Die Woche – klare Kante zeigen und selbstbestimmt lieben
Ich war nie ein Freund von Gesäusel, Geschwätz und Meinungsmache. Nur – bis vor ein paar Jahren hielt sich das alles in Grenzen. Man wusste, wo was stand und welche Medien man erst nehmen konnte und welche nicht. Wir konnten plumpe Werbung, wohlwollende Berichterstattung, objektive Berichte und eiskalte Analyse auseinanderhalten. Und heute? Wer kann es noch?
Meinungen können die Wahrheit vernebeln
Meinungen beherrschen die Welt. Zu Trump, zum Brexit, zur Liebe, zum Sex, sogar zum Menschsein. Sehen Sie und Meinungen entstehen, wo Faktenwissen fehlt. Einmal, weil es nicht vorhanden ist, und dann, weil es zu kompliziert erscheint, sich damit zu beschäftigen. Das ist schon in der Politik gefährlich, aber im „normalen Leben“, speziell in Liebe, Lust und Leidenschaft, trifft es uns unmittelbar. Wir könnten fast alles darüber wissen und beurteilen, wenn wir einige Fakten kennen würden und tief in uns hineinhorchten, was wir wirklich anstreben. Klare Kante: Selbst bestimmt leben hat Sinn.
Liebeskultur und Leitkultur
Dann war der deutsche Innenminister. Am Beispiel seines jüngsten BILD-Auftritts können Sie erkennen, wie öffentlich Meinungen vertreten werden, die als Tatsachen via BILD verbreitet werden. Ich habe versucht, Sie anzuregen, sich mal über „Die deutsche Liebeskultur“ Gedanken zu machen – und Sie werden voraussichtlich festgestellt haben, wie blödsinnig das ist. Nun ahnen Sie vielleicht auch, wie dumm der Gedanken an eine „Deutsche Leitkultur“ ist. Klare Kante – wir sollten nicht jenen folgen, die uns eine Kultur überstülpen wollen – wir wissen sehr gut, was unsere Kultur ist.

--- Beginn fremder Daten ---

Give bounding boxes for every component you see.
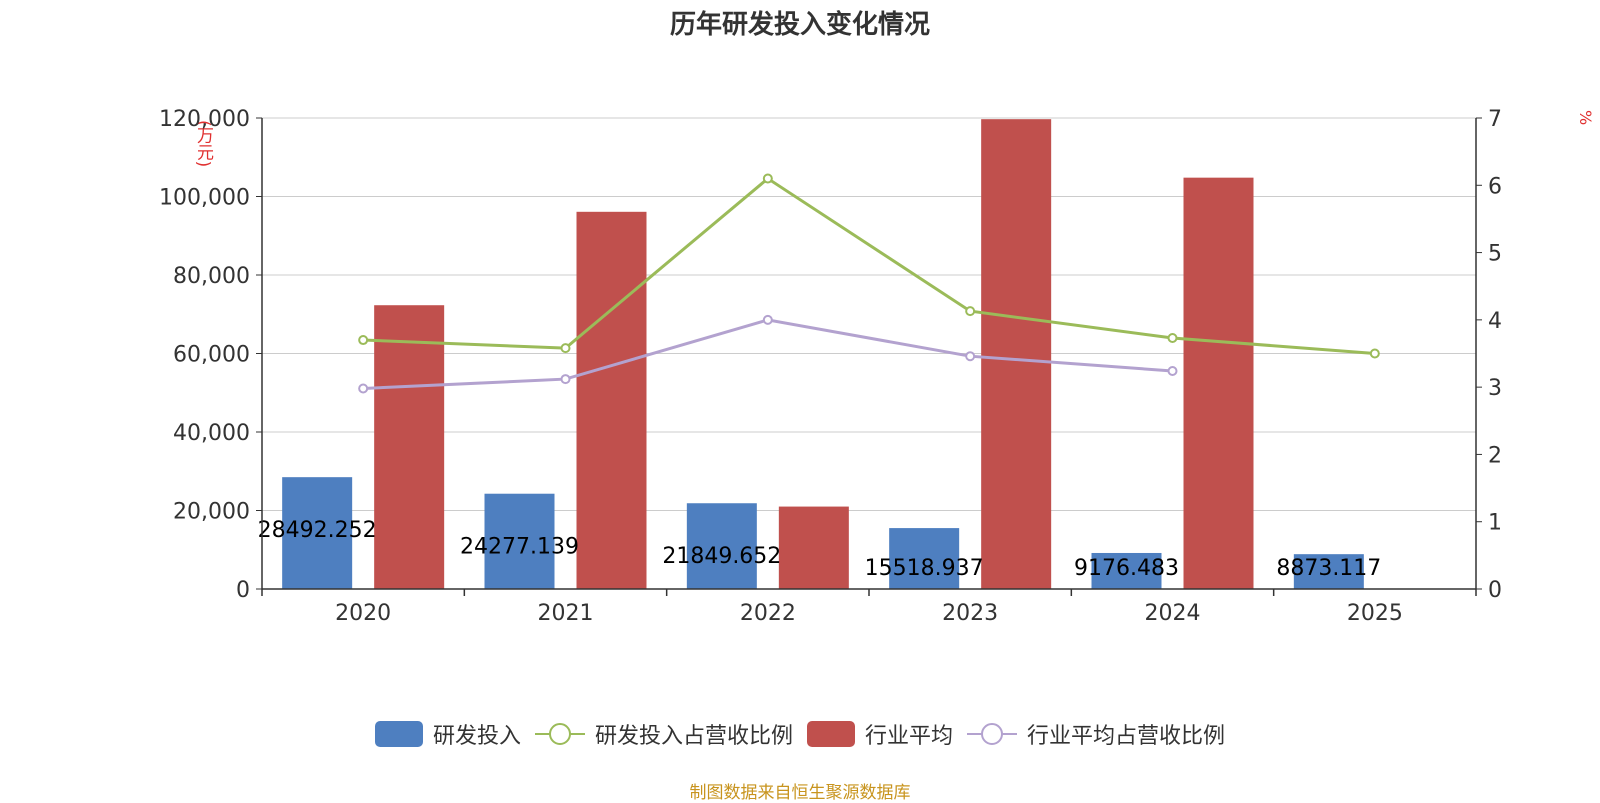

Partnersuche – Spielräume lassen statt starr nach vorne blicken
Ja, ja … wir haben alle mal das Märchen vom Rotkäppchen gelesen, nicht wahr? Wer es für „deutsch“ hält, sollte sich sein Schulgeld wiedergeben lassen – es ist eine gereinigte Version eines französischen Märchens. Doch was wir verinnerlicht haben könnten, ist dies: „Gehe nicht vom Weg ab, sonst frisst dich der Wolf!“ Und so gehen etliche Männer (und vor allem Frauen) den Weg des Rotkäppchens bei der Partnersuche: „Ja nicht vom Weg abkommen.“ Na schön, aber dann gibt es auch keine Blumen. Und mit Wölfen und Wölfinnen in gezähmter Form werden Sie ja wohl zurechtkommen, oder? Übrigens gilt dies nicht nur für Menschen um die 30, sondern auch für solche zwischen 31 und 50 Jahren.
Beratung – sinnvoll oder populistisch?
Es klingt wie Selbstkritik, und das mag sie teilweise auch sein. Aber die Beratungsbranche bei Liebe, Lust und Sex kämpft mit harten Bandagen und verbreitet Meinungen aller Art – was im Prinzip ihr gutes Recht ist. Man will schließlich von Kursen, Büchern und dergleichen leben können. Die Frage ist nur: Wie viel Unterhaltungswert steckt darin und wie viel gesicherte Tatsachen sind darin enthalten? Ich weiß sicher, dass es nur einige Tatsachen gibt, auf die man sich berufen kann, aber unendlich viele Meinungen und Behauptungen.
Ein Wort zur Pressefreiheit
Es gibt sie noch, die Pressefreiheit. Jedenfalls hier in Deutschland, und sie wird selten angezweifelt. Sie ist die Voraussetzung für die Meinungsbildung, auch wenn manchmal ungesicherte Meinungen verbreitet werden. Und weil das so ist, muss jeder Schüler lernen, wie die Presse funktioniert – und zwar detailliert. Wer „Lügenpresse“ schreit, war offenbar nicht auf der Schule.